Because of this shift, carriers have started to change policy language to have the policyholder share in more of the cost.  Much of the poor experience is directly related to wind/hail claims and they have focused efforts to increase policyholder participation in three ways:

  1. Increasing overall policy deductibles.
  2. Implementing 1 and 2% wind/hail deductibles
  3. Implementing a depreciation schedule for the roof

We believe that most every carrier will adopt some if not all of these items.  Most carriers are implementing changes to shift some of the cost on to the policyholders especially for wind and hail claims.  Example of the percentage deductible: $750,000 home and a 1% wind/hail deductible would mean that a $7,500 (1% of $750,000) would apply to any wind or hail loss.

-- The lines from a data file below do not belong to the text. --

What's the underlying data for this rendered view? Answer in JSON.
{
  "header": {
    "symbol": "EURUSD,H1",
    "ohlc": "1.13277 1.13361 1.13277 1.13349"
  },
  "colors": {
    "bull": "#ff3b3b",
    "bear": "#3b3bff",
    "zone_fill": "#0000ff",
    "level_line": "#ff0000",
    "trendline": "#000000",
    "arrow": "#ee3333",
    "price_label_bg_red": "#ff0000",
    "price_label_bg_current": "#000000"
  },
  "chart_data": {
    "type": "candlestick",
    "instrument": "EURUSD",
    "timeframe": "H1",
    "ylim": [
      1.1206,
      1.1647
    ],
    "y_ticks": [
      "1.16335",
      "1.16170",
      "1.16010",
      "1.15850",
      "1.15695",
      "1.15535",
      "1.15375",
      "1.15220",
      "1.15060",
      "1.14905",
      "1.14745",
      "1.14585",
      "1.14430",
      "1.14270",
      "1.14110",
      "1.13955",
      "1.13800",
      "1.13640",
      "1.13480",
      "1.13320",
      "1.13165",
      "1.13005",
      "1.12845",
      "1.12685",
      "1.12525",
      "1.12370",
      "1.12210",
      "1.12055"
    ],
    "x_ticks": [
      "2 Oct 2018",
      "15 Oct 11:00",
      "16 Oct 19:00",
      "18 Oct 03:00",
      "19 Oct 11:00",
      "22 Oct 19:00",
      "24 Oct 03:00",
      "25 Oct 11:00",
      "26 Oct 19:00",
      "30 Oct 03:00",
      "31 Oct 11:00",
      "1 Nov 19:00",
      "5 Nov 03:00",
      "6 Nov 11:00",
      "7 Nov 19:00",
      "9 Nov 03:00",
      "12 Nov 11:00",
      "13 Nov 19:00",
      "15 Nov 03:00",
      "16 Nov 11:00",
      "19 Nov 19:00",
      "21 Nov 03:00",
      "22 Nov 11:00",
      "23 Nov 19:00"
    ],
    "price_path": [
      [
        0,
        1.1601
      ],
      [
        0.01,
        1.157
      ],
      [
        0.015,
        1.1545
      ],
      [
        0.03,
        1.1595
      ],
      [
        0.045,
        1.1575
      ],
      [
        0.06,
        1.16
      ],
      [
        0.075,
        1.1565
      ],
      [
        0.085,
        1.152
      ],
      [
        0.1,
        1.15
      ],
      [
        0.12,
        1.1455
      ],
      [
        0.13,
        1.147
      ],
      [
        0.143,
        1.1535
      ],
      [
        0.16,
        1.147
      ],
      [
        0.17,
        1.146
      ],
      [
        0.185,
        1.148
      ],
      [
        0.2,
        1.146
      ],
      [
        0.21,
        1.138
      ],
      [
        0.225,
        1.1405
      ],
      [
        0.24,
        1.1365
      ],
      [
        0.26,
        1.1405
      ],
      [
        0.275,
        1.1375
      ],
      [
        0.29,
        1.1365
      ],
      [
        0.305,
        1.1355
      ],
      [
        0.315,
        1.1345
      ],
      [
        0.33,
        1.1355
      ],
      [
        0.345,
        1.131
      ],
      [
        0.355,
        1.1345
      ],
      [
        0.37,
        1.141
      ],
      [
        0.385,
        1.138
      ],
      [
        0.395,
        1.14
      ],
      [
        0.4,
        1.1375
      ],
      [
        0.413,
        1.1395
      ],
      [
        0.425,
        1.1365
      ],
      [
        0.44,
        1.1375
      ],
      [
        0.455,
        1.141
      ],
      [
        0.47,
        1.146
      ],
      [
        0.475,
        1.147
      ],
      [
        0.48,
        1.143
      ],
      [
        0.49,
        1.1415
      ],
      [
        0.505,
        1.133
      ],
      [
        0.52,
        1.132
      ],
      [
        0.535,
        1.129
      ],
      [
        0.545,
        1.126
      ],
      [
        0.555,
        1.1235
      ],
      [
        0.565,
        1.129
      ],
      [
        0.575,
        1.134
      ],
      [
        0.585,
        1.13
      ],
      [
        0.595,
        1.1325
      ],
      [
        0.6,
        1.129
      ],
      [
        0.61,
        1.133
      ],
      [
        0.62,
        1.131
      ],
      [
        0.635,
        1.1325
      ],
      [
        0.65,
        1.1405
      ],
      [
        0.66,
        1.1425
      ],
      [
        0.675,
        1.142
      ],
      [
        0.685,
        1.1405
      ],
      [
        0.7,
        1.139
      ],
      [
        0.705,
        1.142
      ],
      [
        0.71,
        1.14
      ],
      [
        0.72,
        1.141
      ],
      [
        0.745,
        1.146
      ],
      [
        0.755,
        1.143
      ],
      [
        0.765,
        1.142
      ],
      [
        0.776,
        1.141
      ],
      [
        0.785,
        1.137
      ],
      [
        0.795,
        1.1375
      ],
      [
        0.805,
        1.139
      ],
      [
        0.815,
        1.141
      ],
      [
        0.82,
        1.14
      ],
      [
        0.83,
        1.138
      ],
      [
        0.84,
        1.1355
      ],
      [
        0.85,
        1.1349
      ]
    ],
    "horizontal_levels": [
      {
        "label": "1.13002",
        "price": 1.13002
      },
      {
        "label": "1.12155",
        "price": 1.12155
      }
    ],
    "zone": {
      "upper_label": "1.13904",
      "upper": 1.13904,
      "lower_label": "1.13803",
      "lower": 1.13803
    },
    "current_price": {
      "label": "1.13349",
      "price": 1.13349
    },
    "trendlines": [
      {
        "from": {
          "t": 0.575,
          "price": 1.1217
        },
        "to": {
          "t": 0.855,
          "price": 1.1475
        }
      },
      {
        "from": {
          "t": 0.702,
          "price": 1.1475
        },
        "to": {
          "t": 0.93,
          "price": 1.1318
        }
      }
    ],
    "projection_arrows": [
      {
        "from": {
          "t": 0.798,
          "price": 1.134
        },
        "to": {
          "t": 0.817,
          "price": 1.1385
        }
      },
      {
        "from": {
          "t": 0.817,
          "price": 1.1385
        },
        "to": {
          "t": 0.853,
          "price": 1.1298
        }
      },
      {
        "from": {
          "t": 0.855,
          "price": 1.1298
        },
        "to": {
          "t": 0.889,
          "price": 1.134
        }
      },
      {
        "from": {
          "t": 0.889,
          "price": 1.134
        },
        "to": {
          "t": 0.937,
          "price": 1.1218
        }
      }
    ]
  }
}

The depreciation schedule would provide a smaller percentage of the replacement cost for a roof as it’s age increased.  Example of depreciation schedule: $40,000 roof repair.  Age 5 or newer might be 100%; 15 years 75%; 30 years 40%.  Roof ages of 5,15,30 would result in claim payments of $40K; $30K, and $16K respectively.  If your roof is between 15-30 years old there will certainly be an expectation by the carrier that costs will be shared between the insurer and policyholder.

Not dissimilar to auto insurance increases, there are some positives here.  The cost shifting and sharing should result in more competition in the contractor space.  Right now, carriers are an easy mark to get a $40K roof replaced.  If an insured has a $10-20K stake in the cost, they may do some shopping to make sure contractors are providing a competitive price.  In the end, roofing costs may come down as a result of the cost shift.

Summary and Outlook:

Overall, changes implemented by carriers in late 2023 and early 2024, should result in a stabilization of the market.  The first piece of this process came in 2023 when the reinsurance carriers shifted costs to the main street insurance companies.  Inflation, storm frequency, and increased retention made 2023 a difficult year for the main street companies but the changes implemented by the reinsurer did actually stabilize the capital available in the marketplace to some degree.  The cost sharing measures and rate increases should improve carrier results throughout 2024 which will in turn create stabilization of premiums for 2025.  Unfortunately, things do not move quickly.  A rate increase or cost sharing measure takes 12 months to be implemented because it can only happen at the renewal of a policy.  The net effects of changes do not really start to impact the bottom line for 12-18 months.

I am a little more optimistic than most but I believe we may start to see things turn around in Q4 of 2024.  Many carriers implemented these ideas in the last 2 quarters of 2023 and the rate increases will have started to have an impact.  I also believe that cost sharing measures on the property insurance might have a greater than expected impact on bringing some of the roofing costs in the area down with more consumer participation at the policyholder level and less open checkbook from the insurance carriers.

As long as we have reasonable storm activity in 2024, most carriers expect to begin making profits in early 2025.

Obviously, many factors play into everything, we wanted to do our best to provide you with pointed overview of why the insurance market is behaving the way that it is and all of us are having to share in the increased costs in order to protect ourselves.

As always, thank you for the privilege to protect your families.